Here is a picture showing one of our customers setup. 

_


----------



## AnACustomPrints (Dec 1, 2016)

Although we are working in a smaller area we have noticed certain consistancies. When the Ac or AC cuts in the humidity is dropped drastically. To offse this problem we have found that cutting the air circulation frompoutside sources helps maintain humidity. Also we circulate the in room air with a fan. This eliminates dead areas and spreads the humidity. Also we have found the humidity is more important than temperature. We have had times where the in room temperature has been a s low as in the 50;s but ther humidity was up. No printing problems. We agree that covering the machine at night helps to trap the humidity.
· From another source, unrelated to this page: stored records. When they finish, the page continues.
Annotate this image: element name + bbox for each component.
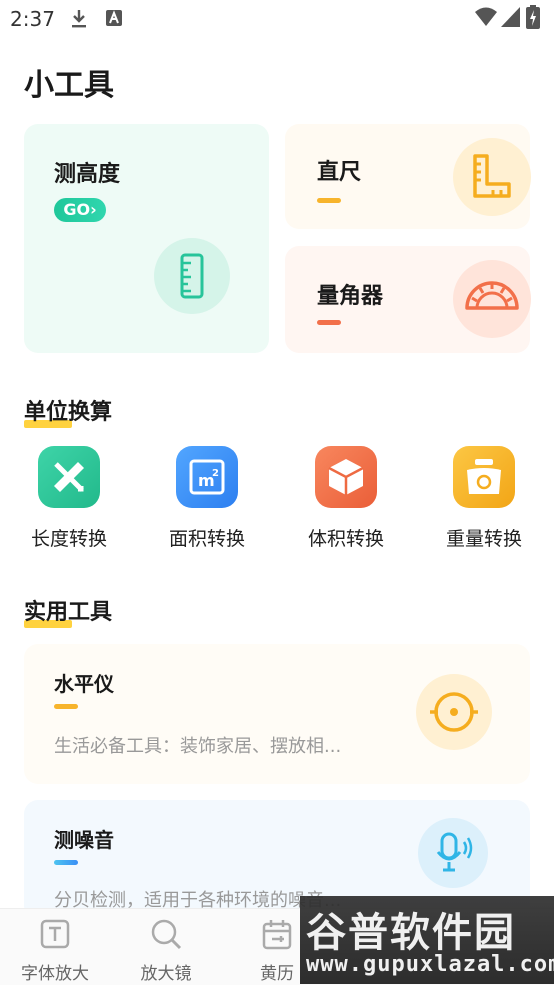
protractor-icon (465, 281, 519, 310)
card-title: 测高度 (54, 162, 121, 187)
tab-label: 放大镜 (140, 964, 192, 984)
tab-label: 字体放大 (21, 964, 89, 984)
watermark-logo: 谷普软件园 www.gupuxlazal.com (300, 896, 554, 984)
font-size-icon (40, 919, 70, 949)
calendar-icon (262, 920, 292, 950)
measure-height-card[interactable]: 测高度 (24, 124, 269, 353)
unit-label: 体积转换 (307, 528, 384, 550)
download-icon (68, 8, 90, 34)
unit-label: 面积转换 (168, 528, 245, 550)
card-title: 直尺 (317, 160, 362, 185)
unit-section-title: 单位换算 (24, 394, 112, 428)
ruler-pencil-icon (38, 446, 100, 508)
tool-title: 测噪音 (54, 828, 114, 852)
area-convert[interactable]: m2 面积转换 (147, 446, 267, 551)
tab-font-size[interactable]: 字体放大 (0, 909, 110, 984)
height-icon-bg (154, 238, 230, 314)
svg-text:2: 2 (212, 468, 219, 479)
wifi-icon (474, 6, 498, 32)
card-underline (317, 320, 341, 325)
signal-icon (500, 6, 522, 32)
area-m2-icon: m2 (176, 446, 238, 508)
card-underline (54, 704, 78, 709)
protractor-icon-bg (453, 260, 531, 338)
ruler-icon (180, 253, 204, 299)
status-bar: 2:37 (0, 0, 554, 38)
level-icon (430, 692, 478, 732)
app-notification-icon (104, 8, 124, 32)
card-underline (317, 198, 341, 203)
microphone-icon (436, 832, 473, 872)
length-convert[interactable]: 长度转换 (9, 446, 129, 551)
cube-icon (315, 446, 377, 508)
noise-icon-bg (418, 818, 488, 888)
magnifier-icon (151, 919, 182, 950)
level-card[interactable]: 水平仪 生活必备工具：装饰家居、摆放相... (24, 644, 530, 784)
unit-label: 重量转换 (445, 528, 522, 550)
card-title: 量角器 (317, 284, 384, 309)
protractor-card[interactable]: 量角器 (285, 246, 531, 353)
tab-magnifier[interactable]: 放大镜 (111, 909, 221, 984)
volume-convert[interactable]: 体积转换 (286, 446, 406, 551)
status-time: 2:37 (10, 7, 55, 31)
weight-convert[interactable]: 重量转换 (424, 446, 544, 551)
unit-label: 长度转换 (30, 528, 107, 550)
tools-section-title: 实用工具 (24, 594, 112, 628)
l-ruler-icon (473, 154, 511, 198)
scale-icon (453, 446, 515, 508)
ruler-icon-bg (453, 138, 531, 216)
tool-title: 水平仪 (54, 672, 114, 696)
battery-icon (526, 5, 540, 33)
level-icon-bg (416, 674, 492, 750)
ruler-card[interactable]: 直尺 (285, 124, 531, 229)
go-button[interactable]: GO› (54, 198, 106, 222)
tool-description: 生活必备工具：装饰家居、摆放相... (54, 736, 342, 757)
page-title: 小工具 (24, 68, 114, 103)
card-underline (54, 860, 78, 865)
Often we leave the humidifier on and the fan all night. The best results seem to be when the humidity is at 52% and the room temperature is 82 F.


----------



## equipmentzone (Mar 26, 2008)

You should also be aware that the 50% humidity level needs to be maintained 24/7 around your printers. 
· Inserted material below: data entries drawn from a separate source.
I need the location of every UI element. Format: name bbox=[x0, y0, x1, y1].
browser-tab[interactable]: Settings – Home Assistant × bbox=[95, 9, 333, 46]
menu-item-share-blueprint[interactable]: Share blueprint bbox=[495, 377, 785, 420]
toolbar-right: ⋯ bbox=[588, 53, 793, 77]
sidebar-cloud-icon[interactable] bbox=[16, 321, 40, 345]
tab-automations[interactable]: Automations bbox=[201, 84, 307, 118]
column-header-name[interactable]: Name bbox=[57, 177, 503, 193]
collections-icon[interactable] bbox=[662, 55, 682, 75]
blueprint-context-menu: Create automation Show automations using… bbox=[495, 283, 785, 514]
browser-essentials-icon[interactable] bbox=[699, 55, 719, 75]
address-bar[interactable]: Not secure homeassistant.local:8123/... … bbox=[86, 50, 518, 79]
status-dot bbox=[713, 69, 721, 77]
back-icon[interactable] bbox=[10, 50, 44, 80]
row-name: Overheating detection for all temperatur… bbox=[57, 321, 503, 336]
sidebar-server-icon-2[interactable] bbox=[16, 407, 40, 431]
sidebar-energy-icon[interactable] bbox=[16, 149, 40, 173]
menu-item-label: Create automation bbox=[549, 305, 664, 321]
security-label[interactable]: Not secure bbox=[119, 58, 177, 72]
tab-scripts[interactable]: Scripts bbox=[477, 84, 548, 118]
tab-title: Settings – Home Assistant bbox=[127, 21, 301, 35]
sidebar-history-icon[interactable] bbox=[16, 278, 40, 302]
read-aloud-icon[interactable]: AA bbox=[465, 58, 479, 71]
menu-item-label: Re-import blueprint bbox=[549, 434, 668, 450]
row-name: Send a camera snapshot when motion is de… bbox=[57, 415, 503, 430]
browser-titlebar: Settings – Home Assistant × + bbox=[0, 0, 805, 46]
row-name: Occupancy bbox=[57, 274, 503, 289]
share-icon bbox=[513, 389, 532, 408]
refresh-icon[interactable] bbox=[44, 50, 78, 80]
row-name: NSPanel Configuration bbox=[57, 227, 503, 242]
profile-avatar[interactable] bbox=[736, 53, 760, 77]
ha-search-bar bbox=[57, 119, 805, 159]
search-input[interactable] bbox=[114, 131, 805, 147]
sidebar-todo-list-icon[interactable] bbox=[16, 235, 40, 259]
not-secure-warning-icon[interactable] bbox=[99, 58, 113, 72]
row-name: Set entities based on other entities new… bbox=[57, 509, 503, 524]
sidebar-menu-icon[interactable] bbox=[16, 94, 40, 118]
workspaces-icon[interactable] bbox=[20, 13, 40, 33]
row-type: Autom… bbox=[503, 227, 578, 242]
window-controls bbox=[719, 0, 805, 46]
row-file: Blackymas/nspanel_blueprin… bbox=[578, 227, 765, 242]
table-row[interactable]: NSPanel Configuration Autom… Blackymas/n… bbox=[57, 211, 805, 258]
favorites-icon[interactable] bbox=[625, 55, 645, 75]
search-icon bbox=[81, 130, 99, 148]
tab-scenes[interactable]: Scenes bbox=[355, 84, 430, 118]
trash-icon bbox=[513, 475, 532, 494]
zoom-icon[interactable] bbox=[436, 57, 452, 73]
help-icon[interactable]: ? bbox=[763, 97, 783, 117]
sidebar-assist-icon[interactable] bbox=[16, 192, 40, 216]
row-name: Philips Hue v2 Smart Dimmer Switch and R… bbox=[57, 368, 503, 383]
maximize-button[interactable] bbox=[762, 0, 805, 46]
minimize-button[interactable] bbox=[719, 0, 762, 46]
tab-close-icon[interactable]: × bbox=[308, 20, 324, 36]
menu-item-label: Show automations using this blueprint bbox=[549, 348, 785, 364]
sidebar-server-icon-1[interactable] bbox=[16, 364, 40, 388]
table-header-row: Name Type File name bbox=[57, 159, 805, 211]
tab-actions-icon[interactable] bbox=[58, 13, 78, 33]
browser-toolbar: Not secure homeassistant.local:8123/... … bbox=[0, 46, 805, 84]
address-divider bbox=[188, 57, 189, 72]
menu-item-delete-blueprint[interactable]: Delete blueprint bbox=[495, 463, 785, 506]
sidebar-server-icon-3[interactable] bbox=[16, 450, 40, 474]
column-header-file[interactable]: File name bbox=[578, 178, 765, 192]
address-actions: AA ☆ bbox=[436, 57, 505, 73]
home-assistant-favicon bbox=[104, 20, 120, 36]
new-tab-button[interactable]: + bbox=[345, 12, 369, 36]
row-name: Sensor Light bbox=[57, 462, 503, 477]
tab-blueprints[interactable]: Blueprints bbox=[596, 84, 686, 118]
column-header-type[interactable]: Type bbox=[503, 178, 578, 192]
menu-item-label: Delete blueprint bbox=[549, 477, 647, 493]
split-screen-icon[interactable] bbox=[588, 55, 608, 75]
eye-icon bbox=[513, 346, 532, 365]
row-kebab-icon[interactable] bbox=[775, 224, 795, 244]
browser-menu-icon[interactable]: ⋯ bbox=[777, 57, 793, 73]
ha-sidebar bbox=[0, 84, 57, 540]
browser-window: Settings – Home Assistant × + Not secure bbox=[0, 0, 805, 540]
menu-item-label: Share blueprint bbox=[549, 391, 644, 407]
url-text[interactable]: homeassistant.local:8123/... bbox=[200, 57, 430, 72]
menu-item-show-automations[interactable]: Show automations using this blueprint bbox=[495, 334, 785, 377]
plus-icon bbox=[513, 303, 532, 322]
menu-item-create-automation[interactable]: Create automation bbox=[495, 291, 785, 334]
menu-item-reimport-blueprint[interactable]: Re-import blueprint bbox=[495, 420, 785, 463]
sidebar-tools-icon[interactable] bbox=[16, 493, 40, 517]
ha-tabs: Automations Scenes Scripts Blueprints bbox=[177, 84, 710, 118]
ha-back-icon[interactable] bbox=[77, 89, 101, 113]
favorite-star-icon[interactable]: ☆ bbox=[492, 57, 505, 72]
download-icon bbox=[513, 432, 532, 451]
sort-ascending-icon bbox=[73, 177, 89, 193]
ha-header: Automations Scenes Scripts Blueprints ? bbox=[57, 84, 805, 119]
Unfortunately, some printer owners keep the humidifiers on only during the workday and shut them off when they leave for the day. You definitely want to be sure that the humidity stays at a consistent level constantly. There are large evaporative humidifiers available that have enough water capacity to run for 3 or more days without needing to be refilled.

_


----------



## bkadv (Sep 15, 2015)

equipmentzone said:


> You should also be aware that the 50% humidity level needs to be maintained 24/7 around your printers.
> 
> Unfortunately, some printer owners keep the humidifiers on only during the workday and shut them off when they leave for the day. You definitely want to be sure that the humidity stays at a consistent level constantly. There are large evaporative humidifiers available that have enough water capacity to run for 3 or more days without needing to be refilled.
> 
> _


Thanks for this and for the greenhouse suggestion. I'd seen that picture a while back and have mentioned it to my boss. Do you have any recommendations for a large evaporative humidifier? The one I use I have to refill daily, sometimes once in the morning and once before I leave.


----------



## equipmentzone (Mar 26, 2008)

bkadv said:


> Thanks for this and for the greenhouse suggestion. I'd seen that picture a while back and have mentioned it to my boss. Do you have any recommendations for a large evaporative humidifier? The one I use I have to refill daily, sometimes once in the morning and once before I leave.




This is the evaporative type humidifier that we use in our demo rooms and recommend to our customers:

AIRCARE Designer Series 5.7-gal. Evaporative Humidifier for 3,600 sq. ft.-4DTS 900 - The Home Depot

_


----------